This invention relates to aqueous base, metal working lubricating compositions. More particularly, it relates to improved multipurpose waterbase metal cutting fluids for use in cutting, drilling, reaming and other machining and forming operations of ferrous and non-ferrous metals.
Cutting fields may be divided into two broad classes; mineral-oil fluids and soluble-oil fluids. The former are based on mineral-oil stocks, and are compounded in a ready-to-use form, while the latter are based on mineral oil, or other, stocks and are compounded as concentrates to be diluted with water at the point of use. Both classes of fluids frequently employ sulfur-, chlorine-, and phosphorus-containing additives as cutting aids. Which class of cutting fluid should be used in a given application depends generally upon whether the overall operation is best served by emphasizing lubrication (as with a mineral-oil fluid) or by emphasizing cooling (as with a soluble-oil fluid).
Soluble oils have been further divided into three, oftentimes rather indistinct, classes: heavy-duty, general-purpose, and synthetic fluids. When mixed with water these oils form emulsions which can range from true emulsions, as in the case where the soluble oils contain mostly oil-soluble components, to nearly true solutions, as in the case where the soluble oils contain mostly water-soluble components. In general, cutting fluids made from heavy-duty and general-purpose soluble oils are characteristically emulsion-like, while those made from synthetic soluble oils are solution-like, although it should be understood that the whole range of types of mixtures is possible. The term soluble oil is used herein to denote the fluid prior to dilution with water; after dilution, the fluid is called either an emulsion or a cutting fluid.
Heavy-duty fluids (sometimes called "semi-synthetic fluids") are opaque or translucent emulsions that contain some mineral oil in addition to antirust, extreme pressure (EP), antiwear and possibly antifoam and bactericide additives. These fluids are intended for all-purpose cutting.
General-purpose fluids are opaque emulsions of mineral oil, rust inhibitor additives and possibly antifoam and bactericide additives. These fluids are mainly intended for use as a low-cost cutting fluid in non-severe operations.
Synthetic fluids are transparent or translucent but possibly colored solutions or colloidal dispersions of chemicals which contain no mineral oil. These fluids are intended for heavy duty general use and are most often used for grinding operations.

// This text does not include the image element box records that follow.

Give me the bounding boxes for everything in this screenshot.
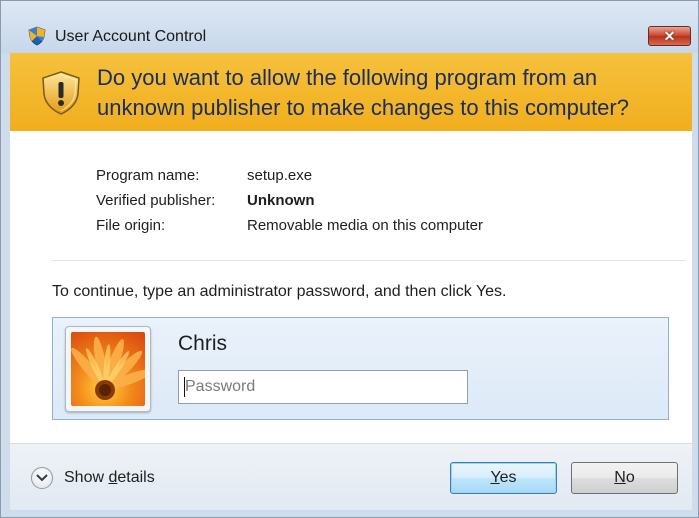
info-value: setup.exe bbox=[247, 167, 313, 184]
show-details-label: Show details bbox=[64, 469, 155, 486]
info-row-program-name: Program name: setup.exe bbox=[96, 167, 312, 184]
chevron-down-icon bbox=[31, 467, 53, 489]
banner-heading: Do you want to allow the following progr… bbox=[97, 65, 629, 120]
uac-dialog: User Account Control ✕ Do you want to al… bbox=[0, 0, 699, 518]
username: Chris bbox=[178, 332, 228, 355]
no-button[interactable]: No bbox=[571, 462, 678, 494]
info-label: Program name: bbox=[96, 167, 200, 184]
flower-avatar-image bbox=[71, 332, 145, 406]
warning-banner: Do you want to allow the following progr… bbox=[10, 53, 692, 131]
info-row-file-origin: File origin: Removable media on this comp… bbox=[96, 217, 483, 234]
info-value: Removable media on this computer bbox=[247, 217, 483, 234]
info-value: Unknown bbox=[247, 192, 315, 209]
text-caret bbox=[184, 377, 185, 397]
password-field[interactable] bbox=[178, 370, 468, 404]
credential-prompt: To continue, type an administrator passw… bbox=[52, 283, 507, 300]
info-label: File origin: bbox=[96, 217, 166, 234]
yes-button[interactable]: Yes bbox=[450, 462, 557, 494]
info-row-publisher: Verified publisher: Unknown bbox=[96, 192, 315, 209]
shield-warning-icon bbox=[42, 71, 80, 115]
credential-tile[interactable]: Chris bbox=[52, 317, 669, 420]
content-area: Program name: setup.exe Verified publishe… bbox=[10, 131, 692, 443]
avatar bbox=[65, 326, 151, 412]
yes-label: Yes bbox=[490, 469, 517, 486]
window-title: User Account Control bbox=[55, 28, 207, 45]
close-button[interactable]: ✕ bbox=[648, 26, 691, 46]
info-label: Verified publisher: bbox=[96, 192, 216, 209]
title-bar[interactable]: User Account Control ✕ bbox=[1, 1, 698, 53]
divider bbox=[52, 260, 686, 261]
show-details-button[interactable]: Show details bbox=[31, 464, 155, 492]
footer-bar: Show details Yes No bbox=[10, 443, 692, 510]
uac-shield-icon bbox=[28, 26, 46, 46]
no-label: No bbox=[614, 469, 635, 486]
close-icon: ✕ bbox=[663, 28, 676, 44]
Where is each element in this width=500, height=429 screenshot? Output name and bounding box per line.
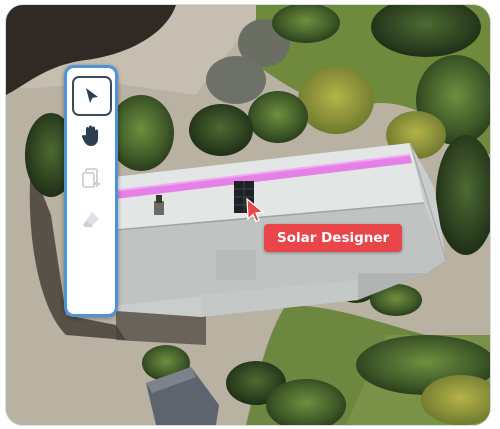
add-shape-button[interactable] bbox=[73, 160, 109, 196]
select-tool-button[interactable] bbox=[72, 76, 112, 116]
hand-pan-icon bbox=[81, 125, 98, 146]
eraser-tool-button[interactable] bbox=[73, 202, 109, 238]
drawing-toolbar bbox=[64, 65, 118, 317]
select-arrow-icon bbox=[86, 88, 98, 103]
solar-designer-tooltip: Solar Designer bbox=[264, 224, 403, 252]
add-layer-icon bbox=[82, 168, 100, 188]
map-frame: Solar Designer bbox=[5, 4, 491, 426]
eraser-icon bbox=[83, 212, 99, 227]
pan-tool-button[interactable] bbox=[73, 118, 109, 154]
cursor-arrow-icon bbox=[246, 197, 265, 223]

A very effective soluble oil may be prepared using petroleum sodium sulfonate anionic surfactants as an emulsifier. The sulfonates, along with coemulsifying agents, effectively emulsify the LVI base oils and other water insoluble components used in metal-working fluids. The coemulsifier system, which is known as the soluble oil base, enhances the emulsification performance of the sodium sulfonates and may consist of several different components balanced for the best overall results. General purpose soluble oils contain only base oil plus emulsifiers and their dilute emulsions contain relatively low concentrations of oil. Thus, they have only modest lubrication properties and serve mainly as coolants in metalworking operations. On the other hand, heavy duty soluble oils contain extreme pressure and antiwear additives (fatty materials and sulfur and chlorine-containing compounds) in addition to the base oil and emulsifiers. Thus, their overall metal cutting performance will be much better than that of a general purpose fluid and in rich emulsions will approach that of a neat oil.
Improved performance can be achieved by increasing the additives and/or oil concentration of the cutting fluid. However, this option greatly increases the cost of the cutting field. Thus, a need exists for an improved cutting fluid that has good antirust performance, longer service life and substantially better tool life at high dilution rates. It should also be suitable for grinding operations as well as other machining operations.
The most important characteristic of a metal-cutting fluid is its ability to aid the metal-cutting process; the extent to which it aids this process is usually measured in terms of some combination of the rate of removal of metal, the life of the cutting tool, and the surface finish of the machined part.
It is known, e.g., U.S. Pat. No. 3,509,052, which is incorporated herein by reference, that polyoxyalkylene glycols are useful as demulsifiers in lubricating oil for internal combustion engines.
It is also known, e.g., U.S. Pat. No. 2,958,661, which is incorporated herein by reference, that water soluble non-ionic compounds such as a block polymers of ethylene oxide and propylene oxide are useful as wetting, buffering, solubilizing and load carrying agents in water solutions. However, it was found that such non-ionic compounds were either ineffective in activating the extreme pressure properties of polyalkali metal salts or produce a detrimental effect such as foaming or solution instability.
Surprisingly, I have now found that block copolymers of ethylene oxide and propylene oxide or other alkylene oxides, generally known as polyalkylene glycols, are very effective in improving the metal-cutting ability of an emulsion-type soluble oil.